This weekend, Mitt Romney’s social media presence took off to the tune of 100,000 new followers on Twitter. The problem: the velocity was unprecedented and there was no apparent impetus for the increase” Romney suspended his campaign in respect to the victims of the Colorado shootings. This isn’t the first time that Romney has allegedly purchased Twitter followers. In the primaries only a quarter of his followers were shown to be actual people.
Last week, Chick-Fil-A President Dan Cathy was questioned about millions of dollars of donations made to churches committed to opposing gay marriage asserted that he was “guilty as charged.” Campaigns to boycott Chick-Fil-A were started at petition sites and through social media (particularly Twitter).
Here’s the commonality between the two: both Romney and Cathy were reported to have a “social media” problem. I find this assertion quite absurd. After all, if these issues were reported on network news, they wouldn’t have a “mainstream media problem” – they would simply have a problem.
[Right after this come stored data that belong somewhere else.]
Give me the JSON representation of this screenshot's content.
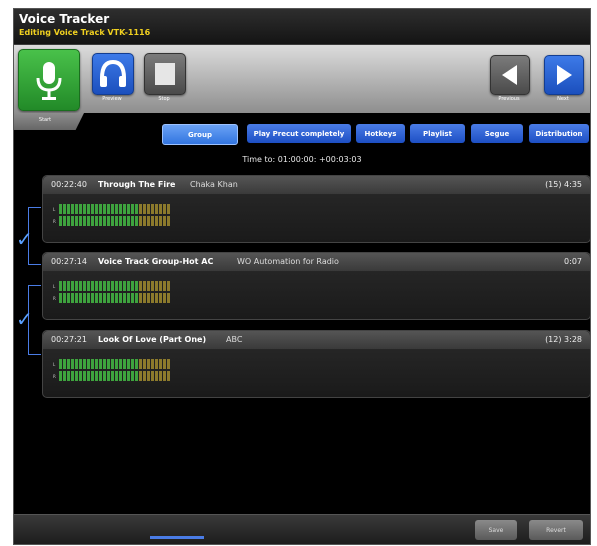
{
  "window": {
    "title": "Voice Tracker",
    "subtitle": "Editing Voice Track VTK-1116"
  },
  "toolbar": {
    "start_label": "Start",
    "preview_label": "Preview",
    "stop_label": "Stop",
    "previous_label": "Previous",
    "next_label": "Next",
    "icons": {
      "start": "microphone-icon",
      "preview": "headphones-icon",
      "stop": "stop-icon",
      "previous": "triangle-left-icon",
      "next": "triangle-right-icon"
    }
  },
  "tabs": [
    {
      "label": "Group",
      "active": true
    },
    {
      "label": "Play Precut completely",
      "active": false
    },
    {
      "label": "Hotkeys",
      "active": false
    },
    {
      "label": "Playlist",
      "active": false
    },
    {
      "label": "Segue",
      "active": false
    },
    {
      "label": "Distribution",
      "active": false
    }
  ],
  "time_to": "Time to: 01:00:00: +00:03:03",
  "tracks": [
    {
      "time": "00:22:40",
      "title": "Through The Fire",
      "artist": "Chaka Khan",
      "length": "(15) 4:35",
      "meter_l_label": "L",
      "meter_r_label": "R",
      "checked": true
    },
    {
      "time": "00:27:14",
      "title": "Voice Track Group-Hot AC",
      "artist": "WO Automation for Radio",
      "length": "0:07",
      "meter_l_label": "L",
      "meter_r_label": "R",
      "checked": true
    },
    {
      "time": "00:27:21",
      "title": "Look Of Love (Part One)",
      "artist": "ABC",
      "length": "(12) 3:28",
      "meter_l_label": "L",
      "meter_r_label": "R",
      "checked": false
    }
  ],
  "footer": {
    "save_label": "Save",
    "revert_label": "Revert"
  },
  "colors": {
    "accent_blue": "#2f63d6",
    "start_green": "#3aa53a",
    "subtitle_yellow": "#f0d020",
    "meter_green": "#3ea33e",
    "meter_amber": "#8c7a2c"
  }
}
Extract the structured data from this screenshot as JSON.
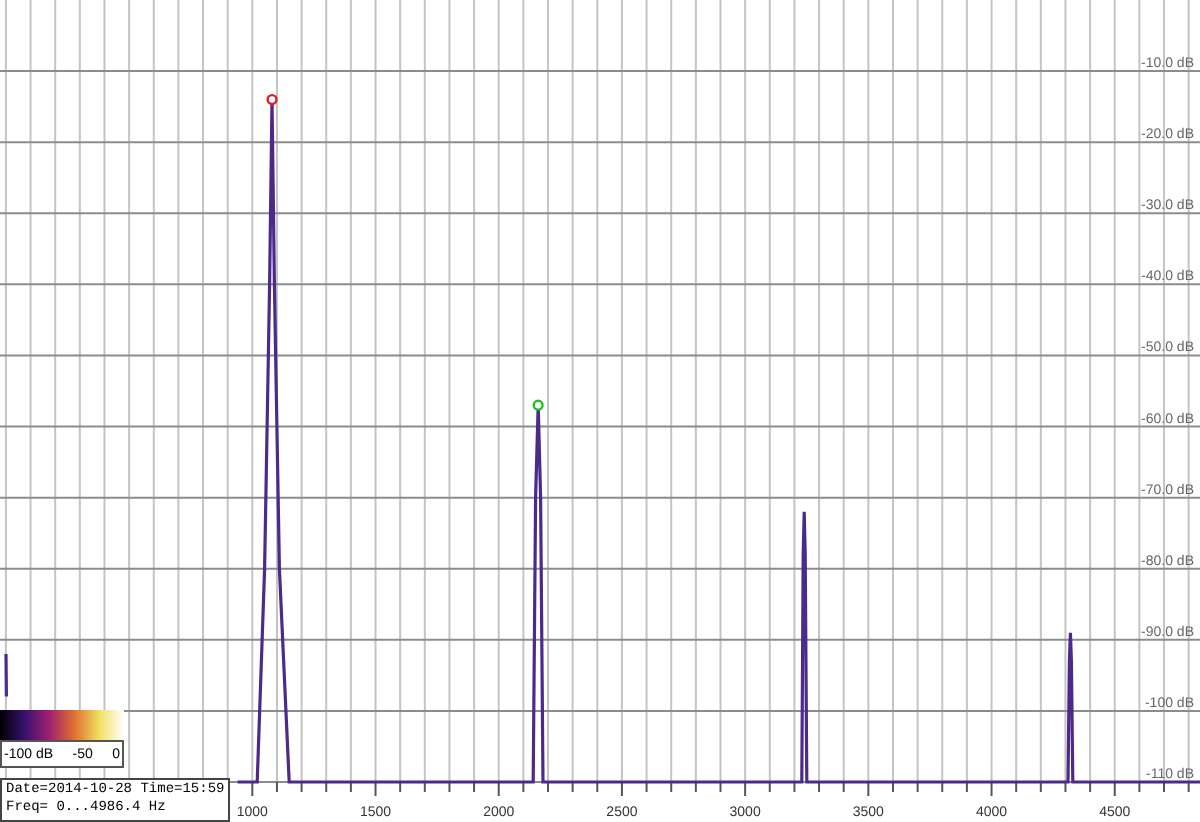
{
  "spectrum": {
    "chart_data": {
      "type": "line",
      "xlim": [
        -24,
        4846
      ],
      "ylim": [
        -110,
        0
      ],
      "xticks": [
        1000,
        1500,
        2000,
        2500,
        3000,
        3500,
        4000,
        4500
      ],
      "yticks": [
        {
          "value": -10,
          "label": "-10.0 dB"
        },
        {
          "value": -20,
          "label": "-20.0 dB"
        },
        {
          "value": -30,
          "label": "-30.0 dB"
        },
        {
          "value": -40,
          "label": "-40.0 dB"
        },
        {
          "value": -50,
          "label": "-50.0 dB"
        },
        {
          "value": -60,
          "label": "-60.0 dB"
        },
        {
          "value": -70,
          "label": "-70.0 dB"
        },
        {
          "value": -80,
          "label": "-80.0 dB"
        },
        {
          "value": -90,
          "label": "-90.0 dB"
        },
        {
          "value": -100,
          "label": "-100 dB"
        },
        {
          "value": -110,
          "label": "-110 dB"
        }
      ],
      "x": [
        0,
        2,
        940,
        1020,
        1050,
        1070,
        1080,
        1090,
        1110,
        1150,
        2140,
        2150,
        2160,
        2170,
        2180,
        3230,
        3236,
        3240,
        3244,
        3250,
        4310,
        4316,
        4320,
        4324,
        4330,
        4846
      ],
      "grid": true,
      "series": [
        {
          "color": "#4b2a8a",
          "values": [
            -92,
            -98,
            null,
            -110,
            -80,
            -40,
            -14,
            -40,
            -80,
            -110,
            -110,
            -70,
            -57,
            -70,
            -110,
            -110,
            -78,
            -72,
            -78,
            -110,
            -110,
            -93,
            -89,
            -93,
            -110,
            -110
          ]
        }
      ]
    },
    "peak_markers": [
      {
        "color": "#e02020"
      },
      {
        "color": "#22c022"
      }
    ]
  },
  "level_scale": {
    "labels": [
      "-100 dB",
      "-50",
      "0"
    ]
  },
  "info": {
    "lines": [
      "Date=2014-10-28 Time=15:59",
      "Freq= 0...4986.4 Hz"
    ]
  }
}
And they do. Romney’s team doesn’t seem to grasp some basic social media concepts and Cathy deliberately alienated a portion of his customer base (making an assumption about sexual orientation being irrelevant to fast food consumption).
My wife and I met on match.com. Very commonly we’ll get a look of skepticism when we tell people this and it conjures the same sense of perplex that I have with labeling things a “social media problem.” Is our relationship diminished because we met online? Nope. Our relationship wouldn’t be qualitatively better or worse if I had approached her at a bar or at church, yet somehow attaching that online element adds some irrelevant and unnecessary context to it.
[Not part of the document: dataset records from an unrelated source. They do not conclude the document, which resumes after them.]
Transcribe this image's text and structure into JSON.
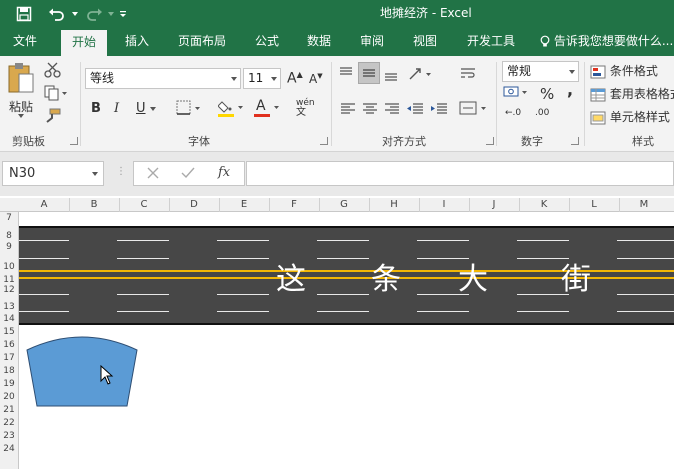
{
  "window": {
    "title": "地摊经济 - Excel"
  },
  "tabs": [
    {
      "label": "文件"
    },
    {
      "label": "开始"
    },
    {
      "label": "插入"
    },
    {
      "label": "页面布局"
    },
    {
      "label": "公式"
    },
    {
      "label": "数据"
    },
    {
      "label": "审阅"
    },
    {
      "label": "视图"
    },
    {
      "label": "开发工具"
    }
  ],
  "tell_me": {
    "placeholder": "告诉我您想要做什么..."
  },
  "ribbon": {
    "clipboard": {
      "paste": "粘贴",
      "label": "剪贴板"
    },
    "font": {
      "name": "等线",
      "size": "11",
      "bold": "B",
      "italic": "I",
      "underline": "U",
      "label": "字体",
      "grow": "A",
      "shrink": "A",
      "font_color_letter": "A",
      "phonetic": "wén"
    },
    "alignment": {
      "label": "对齐方式"
    },
    "number": {
      "format": "常规",
      "percent": "%",
      "comma": ",",
      "label": "数字",
      "inc_decimal": "←.0",
      "dec_decimal": ".00"
    },
    "styles": {
      "conditional": "条件格式",
      "table": "套用表格格式",
      "cell": "单元格样式",
      "label": "样式"
    }
  },
  "formula_bar": {
    "name_box": "N30",
    "fx": "fx",
    "content": ""
  },
  "columns": [
    "A",
    "B",
    "C",
    "D",
    "E",
    "F",
    "G",
    "H",
    "I",
    "J",
    "K",
    "L",
    "M"
  ],
  "rows": [
    "7",
    "8",
    "9",
    "10",
    "11",
    "12",
    "13",
    "14",
    "15",
    "16",
    "17",
    "18",
    "19",
    "20",
    "21",
    "22",
    "23",
    "24"
  ],
  "road": {
    "chars": [
      "这",
      "条",
      "大",
      "街"
    ]
  },
  "colors": {
    "excel_green": "#217346",
    "road": "#474747",
    "center_line": "#f2b705",
    "shape_fill": "#5b9bd5"
  }
}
Online dating is to relationships as social media is to problems as Paul Revere is to the British coming (I’m writing from Boston and couldn’t resist): A is how you are aware of B. It’s that simple. Once we understand social media as a means to an end (be that conversation, action, whatever) and stop seeing social as an entity capable of good and evil, you can utilize it to do your bidding. Like finding more followers or issuing apologies to communities you’ve upset.